I was very saddened to hear about Daniel Keyes' passing yesterday. He was 86 years old.
One of the most satisfying things I did as President of the Science Fiction and Fantasy Writers of America (1998-2001), was to choose and honor Daniel Keyes as our "Author Emeritus" at our Nebula Awards ceremony in New York City in 2000. The night after the ceremony, my wife, two kids, and I had a wonderful, quiet dinner with Keyes and his wife.
All four us in my family had read Keyes' masterwork, "Flowers for Algernon" - I in the 1950s, my wife in the 1960s, and our kids in the 1990s, when the story had become required reading in many a school. All of us loved the story.

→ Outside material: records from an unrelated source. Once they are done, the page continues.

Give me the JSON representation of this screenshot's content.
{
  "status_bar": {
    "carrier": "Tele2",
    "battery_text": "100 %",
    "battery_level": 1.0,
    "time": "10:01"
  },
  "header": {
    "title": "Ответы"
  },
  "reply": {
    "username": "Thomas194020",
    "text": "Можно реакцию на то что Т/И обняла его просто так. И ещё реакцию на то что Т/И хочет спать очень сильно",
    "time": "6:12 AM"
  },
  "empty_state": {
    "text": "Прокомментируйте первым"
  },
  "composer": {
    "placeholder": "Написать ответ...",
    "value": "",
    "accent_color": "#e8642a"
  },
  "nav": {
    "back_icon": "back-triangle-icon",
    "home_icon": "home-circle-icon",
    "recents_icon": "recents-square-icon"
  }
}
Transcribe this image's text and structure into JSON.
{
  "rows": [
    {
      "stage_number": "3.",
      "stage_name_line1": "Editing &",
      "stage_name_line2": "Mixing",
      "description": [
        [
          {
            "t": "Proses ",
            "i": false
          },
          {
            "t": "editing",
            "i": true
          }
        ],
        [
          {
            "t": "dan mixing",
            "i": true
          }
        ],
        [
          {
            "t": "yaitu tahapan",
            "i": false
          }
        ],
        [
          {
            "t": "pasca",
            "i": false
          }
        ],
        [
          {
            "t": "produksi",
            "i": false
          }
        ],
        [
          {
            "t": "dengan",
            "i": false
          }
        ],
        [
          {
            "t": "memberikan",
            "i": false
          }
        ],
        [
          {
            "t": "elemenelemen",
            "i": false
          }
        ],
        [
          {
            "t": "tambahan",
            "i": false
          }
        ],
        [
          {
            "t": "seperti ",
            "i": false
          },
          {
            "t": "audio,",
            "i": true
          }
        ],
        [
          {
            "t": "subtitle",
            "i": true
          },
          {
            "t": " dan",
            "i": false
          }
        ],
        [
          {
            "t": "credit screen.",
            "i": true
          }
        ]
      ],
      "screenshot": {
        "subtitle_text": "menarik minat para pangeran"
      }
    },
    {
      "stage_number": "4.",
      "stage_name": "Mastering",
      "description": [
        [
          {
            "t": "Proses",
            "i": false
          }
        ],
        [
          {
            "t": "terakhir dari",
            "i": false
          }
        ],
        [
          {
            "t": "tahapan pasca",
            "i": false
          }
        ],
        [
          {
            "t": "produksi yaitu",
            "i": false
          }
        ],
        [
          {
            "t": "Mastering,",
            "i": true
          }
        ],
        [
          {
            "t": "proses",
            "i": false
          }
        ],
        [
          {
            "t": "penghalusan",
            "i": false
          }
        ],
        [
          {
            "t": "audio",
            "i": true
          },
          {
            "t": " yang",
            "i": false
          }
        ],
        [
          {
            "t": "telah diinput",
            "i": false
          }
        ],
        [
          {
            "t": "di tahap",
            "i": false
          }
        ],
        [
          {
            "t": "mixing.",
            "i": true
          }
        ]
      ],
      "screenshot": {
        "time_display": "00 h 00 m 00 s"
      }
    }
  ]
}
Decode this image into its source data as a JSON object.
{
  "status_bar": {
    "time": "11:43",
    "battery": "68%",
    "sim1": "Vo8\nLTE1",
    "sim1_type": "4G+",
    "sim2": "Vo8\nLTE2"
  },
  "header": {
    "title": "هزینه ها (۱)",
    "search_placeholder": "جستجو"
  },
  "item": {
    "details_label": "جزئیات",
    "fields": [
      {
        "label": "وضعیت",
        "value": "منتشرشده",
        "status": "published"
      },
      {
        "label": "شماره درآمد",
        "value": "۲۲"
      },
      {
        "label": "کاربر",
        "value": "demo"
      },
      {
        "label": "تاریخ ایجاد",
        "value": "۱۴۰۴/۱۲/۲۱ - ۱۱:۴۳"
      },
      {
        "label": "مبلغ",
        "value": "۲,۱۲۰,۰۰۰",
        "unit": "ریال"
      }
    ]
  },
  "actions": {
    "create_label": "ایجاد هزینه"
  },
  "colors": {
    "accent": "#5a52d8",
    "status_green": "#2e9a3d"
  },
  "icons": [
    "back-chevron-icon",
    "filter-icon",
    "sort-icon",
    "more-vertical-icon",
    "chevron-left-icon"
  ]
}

Sometimes all it takes is one. Many writers work over a lifetime, producing an encyclopedia full of novels and short stories, but all of them put together don't have the impact of another author's single shorter work. Keyes wrote more than "Flowers for Algernon," but, if he hadn't, that haunting, sage story would have established his place not only in the history of science fiction, but in writing itself, putting him right up there in the pantheon with O'Henry and de Maupassant.
To get to talk and dine with such an author, after reading his masterwork as a kid and being moved out of my mind was also a pleasure unique in this world. Daniel, thank you for the story and your generous conversation. Your story will be read for millennia to come.